I encounter a problem where I wish to calculate: $$ \frac{\partial}{\partial\boldsymbol{X}}\,\operatorname{tr}\left(\left( \boldsymbol{X X}^\top \right) ^{\frac{1}{2}}\right) $$ Peterson gave a very thorough discussion on different types of matrix differentiation, including ones involving quadratic trace. Nevertheless, I am at a loss when I have fraction power.
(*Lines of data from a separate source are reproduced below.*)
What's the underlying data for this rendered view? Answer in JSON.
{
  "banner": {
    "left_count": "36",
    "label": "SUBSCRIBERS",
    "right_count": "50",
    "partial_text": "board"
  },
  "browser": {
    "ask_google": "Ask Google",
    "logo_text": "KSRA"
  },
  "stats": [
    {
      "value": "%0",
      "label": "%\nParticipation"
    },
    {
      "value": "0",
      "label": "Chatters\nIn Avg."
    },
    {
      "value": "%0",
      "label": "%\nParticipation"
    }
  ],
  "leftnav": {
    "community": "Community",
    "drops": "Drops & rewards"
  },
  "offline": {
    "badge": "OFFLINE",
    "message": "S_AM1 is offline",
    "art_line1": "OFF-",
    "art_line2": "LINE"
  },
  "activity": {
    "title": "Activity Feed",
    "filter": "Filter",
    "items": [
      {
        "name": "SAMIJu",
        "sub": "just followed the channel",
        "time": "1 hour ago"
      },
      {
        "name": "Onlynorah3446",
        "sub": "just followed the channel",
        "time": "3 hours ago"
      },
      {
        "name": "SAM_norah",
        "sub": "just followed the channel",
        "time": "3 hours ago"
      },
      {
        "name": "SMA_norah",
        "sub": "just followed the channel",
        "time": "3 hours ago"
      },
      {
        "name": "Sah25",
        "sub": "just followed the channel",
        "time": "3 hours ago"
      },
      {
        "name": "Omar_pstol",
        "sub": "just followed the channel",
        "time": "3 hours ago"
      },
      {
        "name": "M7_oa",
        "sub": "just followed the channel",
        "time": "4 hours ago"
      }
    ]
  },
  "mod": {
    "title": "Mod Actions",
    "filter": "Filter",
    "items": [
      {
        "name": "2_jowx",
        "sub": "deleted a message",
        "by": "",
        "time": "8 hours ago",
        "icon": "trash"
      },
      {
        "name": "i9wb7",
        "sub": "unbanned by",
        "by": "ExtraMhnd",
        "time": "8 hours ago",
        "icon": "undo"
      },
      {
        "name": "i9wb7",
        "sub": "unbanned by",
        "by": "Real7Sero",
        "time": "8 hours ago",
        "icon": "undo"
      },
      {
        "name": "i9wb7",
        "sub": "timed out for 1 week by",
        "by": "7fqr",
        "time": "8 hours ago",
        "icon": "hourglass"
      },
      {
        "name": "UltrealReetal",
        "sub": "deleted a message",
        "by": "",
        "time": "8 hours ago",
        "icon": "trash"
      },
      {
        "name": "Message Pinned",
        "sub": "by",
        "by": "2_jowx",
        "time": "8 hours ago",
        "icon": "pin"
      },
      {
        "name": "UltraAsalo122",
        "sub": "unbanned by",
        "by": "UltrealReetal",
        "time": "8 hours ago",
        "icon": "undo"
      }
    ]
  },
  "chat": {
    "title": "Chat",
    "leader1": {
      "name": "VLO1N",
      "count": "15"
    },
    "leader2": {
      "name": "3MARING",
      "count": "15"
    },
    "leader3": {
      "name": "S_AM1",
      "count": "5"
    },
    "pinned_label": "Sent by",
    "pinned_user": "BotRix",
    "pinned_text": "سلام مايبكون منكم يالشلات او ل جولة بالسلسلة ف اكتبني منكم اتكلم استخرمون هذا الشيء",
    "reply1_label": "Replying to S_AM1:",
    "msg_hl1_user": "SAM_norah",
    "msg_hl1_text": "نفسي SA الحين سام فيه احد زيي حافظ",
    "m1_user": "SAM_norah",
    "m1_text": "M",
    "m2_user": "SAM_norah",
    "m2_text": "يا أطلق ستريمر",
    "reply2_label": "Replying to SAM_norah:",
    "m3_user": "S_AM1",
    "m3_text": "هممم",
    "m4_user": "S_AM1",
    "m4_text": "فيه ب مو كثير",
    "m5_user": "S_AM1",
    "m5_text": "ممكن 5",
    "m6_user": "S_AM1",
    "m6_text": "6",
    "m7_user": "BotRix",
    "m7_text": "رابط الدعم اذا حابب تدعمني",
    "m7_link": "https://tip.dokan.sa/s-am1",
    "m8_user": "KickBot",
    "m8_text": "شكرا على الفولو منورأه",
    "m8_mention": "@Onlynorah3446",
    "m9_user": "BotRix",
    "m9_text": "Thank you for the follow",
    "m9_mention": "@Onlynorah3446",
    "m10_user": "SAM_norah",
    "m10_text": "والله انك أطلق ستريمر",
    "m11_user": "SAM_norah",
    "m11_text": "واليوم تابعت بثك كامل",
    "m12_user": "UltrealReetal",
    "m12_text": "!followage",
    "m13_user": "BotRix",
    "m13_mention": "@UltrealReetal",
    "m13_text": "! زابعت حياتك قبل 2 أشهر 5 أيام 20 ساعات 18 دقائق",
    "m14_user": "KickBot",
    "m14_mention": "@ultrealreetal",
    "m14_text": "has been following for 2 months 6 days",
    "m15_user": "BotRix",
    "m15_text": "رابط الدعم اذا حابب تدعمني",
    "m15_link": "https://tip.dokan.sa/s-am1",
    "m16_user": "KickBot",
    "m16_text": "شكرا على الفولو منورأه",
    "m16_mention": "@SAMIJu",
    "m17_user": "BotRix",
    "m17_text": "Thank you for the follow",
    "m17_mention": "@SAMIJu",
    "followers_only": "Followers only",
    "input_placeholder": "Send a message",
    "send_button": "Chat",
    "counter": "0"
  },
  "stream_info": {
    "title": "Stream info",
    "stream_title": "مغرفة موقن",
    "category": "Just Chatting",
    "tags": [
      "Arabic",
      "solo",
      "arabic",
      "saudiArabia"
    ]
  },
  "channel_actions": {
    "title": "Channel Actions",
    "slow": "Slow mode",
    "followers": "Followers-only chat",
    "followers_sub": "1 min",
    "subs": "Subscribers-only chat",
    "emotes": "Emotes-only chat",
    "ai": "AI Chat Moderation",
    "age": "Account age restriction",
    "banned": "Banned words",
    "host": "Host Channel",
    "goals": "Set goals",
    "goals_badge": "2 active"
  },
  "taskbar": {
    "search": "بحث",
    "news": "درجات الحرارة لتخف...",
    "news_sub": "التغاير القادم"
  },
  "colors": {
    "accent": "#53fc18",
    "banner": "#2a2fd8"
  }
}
I tried as follows: $$ \begin{align} \dfrac{\partial}{\partial\boldsymbol{X}}\,\operatorname{tr}\left( \boldsymbol{X X} ^\top\right) ^{\frac{1}{2}} &= \left \{ \dfrac{\partial}{\partial\boldsymbol{X}^{1/2}}\,\operatorname{tr}\left( \boldsymbol{X X} ^\top \right)^{1/2} \right\}^\top\dfrac{\partial\boldsymbol{X}^{1/2}}{\partial\boldsymbol{X}} \end{align} $$ Yet, I found it seems that the chain rule cannot be applied this way as $\boldsymbol{X}^{1/2}$ may not exist if $\boldsymbol{X}$ is not square.
Thanks in advance.
The function $$N = {\rm tr}\Big(\sqrt{XX^T}\Big)$$ is known as the Nuclear norm of $X^T$.
The gradient is given by either $$\eqalign{ \frac{\partial N}{\partial X} &= (XX^T)^{-1/2}\,X \cr &= X\,(X^TX)^{-1/2} \cr \cr }$$ If the SVD of $X$ is available, then $$\eqalign{ X &= USV^T \cr \frac{\partial N}{\partial X} &= UV^T \cr }$$